Pourquoi Namur est un marché exécutif étonnamment complexe
Sur le papier, Namur semble gérable. Une ville wallonne de taille moyenne. Un tissu d'employeurs concentré. Une population bien formée issue de deux universités. On pourrait logiquement penser que le recrutement de dirigeants y est simple. Ce n'est pas le cas.
La dynamique des talents de la ville est façonnée par trois forces qui déstabilisent systématiquement les entreprises s'appuyant sur des méthodes de recrutement conventionnelles.
Trente-deux pour cent des professionnels hautement qualifiés de Namur font la navette quotidienne vers Bruxelles. Ce chiffre, issu des données de navettage SNCB, sous-estime le problème pour l'Executive Search. Parmi les professionnels les plus expérimentés et les mieux rémunérés, la proportion orientée vers des postes bruxellois est encore plus élevée. Résultat : le vivier visible de dirigeants senior disponibles localement est plus restreint que ne le laisserait supposer le poids économique de la ville. Les offres d'emploi génèrent peu de candidatures crédibles. Les réseaux de recommandation internes ramènent systématiquement aux mêmes noms. Atteindre les cadres dirigeants qui résident dans la région namuroise mais travaillent à Bruxelles exige une approche de sourcing fondamentalement différente : le headhunting direct (EN) auprès des 80 % de candidats passifs invisibles (EN) qui ne répondront jamais à une annonce.
Le secteur public représente encore 34 % de l'emploi dans la ville. Au sein de cette population, 25 % seront éligibles à la retraite d'ici 2028. Il ne s'agit pas d'une transition progressive. C'est une vague concentrée de départs au sein des ministères régionaux wallons, des bureaux du Bureau fédéral du Plan et des postes de direction du CHU UCLouvain Namur. Chaque départ crée un poste vacant. Nombre de ces postes exigent des dirigeants maîtrisant les environnements réglementaires, les partenariats public-privé et la culture de gouvernance propre à la Wallonie. Ce type de savoir institutionnel ne se trouve pas dans une base de données. Il doit être identifié par un Talent Mapping (EN) mené bien avant la date effective du départ à la retraite.

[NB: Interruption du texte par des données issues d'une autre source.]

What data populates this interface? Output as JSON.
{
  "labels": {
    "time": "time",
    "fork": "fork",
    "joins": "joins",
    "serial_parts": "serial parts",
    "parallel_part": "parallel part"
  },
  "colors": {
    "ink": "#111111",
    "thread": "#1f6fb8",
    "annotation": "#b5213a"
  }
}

Le basculement est réel. La part de l'emploi public est passée de 42 % en 2010 à 34 % aujourd'hui. L'écart a été comblé par des entreprises du secteur de l'énergie, de la logistique de santé, des services numériques et de la fabrication liée à l'hydrogène. ORES compte désormais 1 200 employés dans la ville. Le centre de delivery d'Accenture s'est élargi à 800 ETP. Les opérations namuroises de CMI Energy ont crû de 12 % en une seule année. Ce ne sont pas des évolutions marginales. Ce sont des entreprises qui constituent des équipes de direction permanentes dans une ville dont l'écosystème de recrutement exécutif était conçu pour les nominations dans la fonction publique, et non pour la concurrence du secteur privé. Lorsque plusieurs employeurs du même périmètre recherchent le même Chief Sustainability Officer bilingue ou le même directeur cybersécurité, celui qui atteint les candidats qualifiés en premier l'emporte. Les autres attendent.
C'est pourquoi les entreprises opérant à Namur considèrent de plus en plus l'Executive Search comme une capacité stratégique plutôt que comme un achat ponctuel. C'est aussi pourquoi une approche Go-To Partner (EN), fondée sur une veille continue et la construction de relations en amont des mandats, surpasse le modèle traditionnel « brief puis recherche » sur un marché aussi tendu.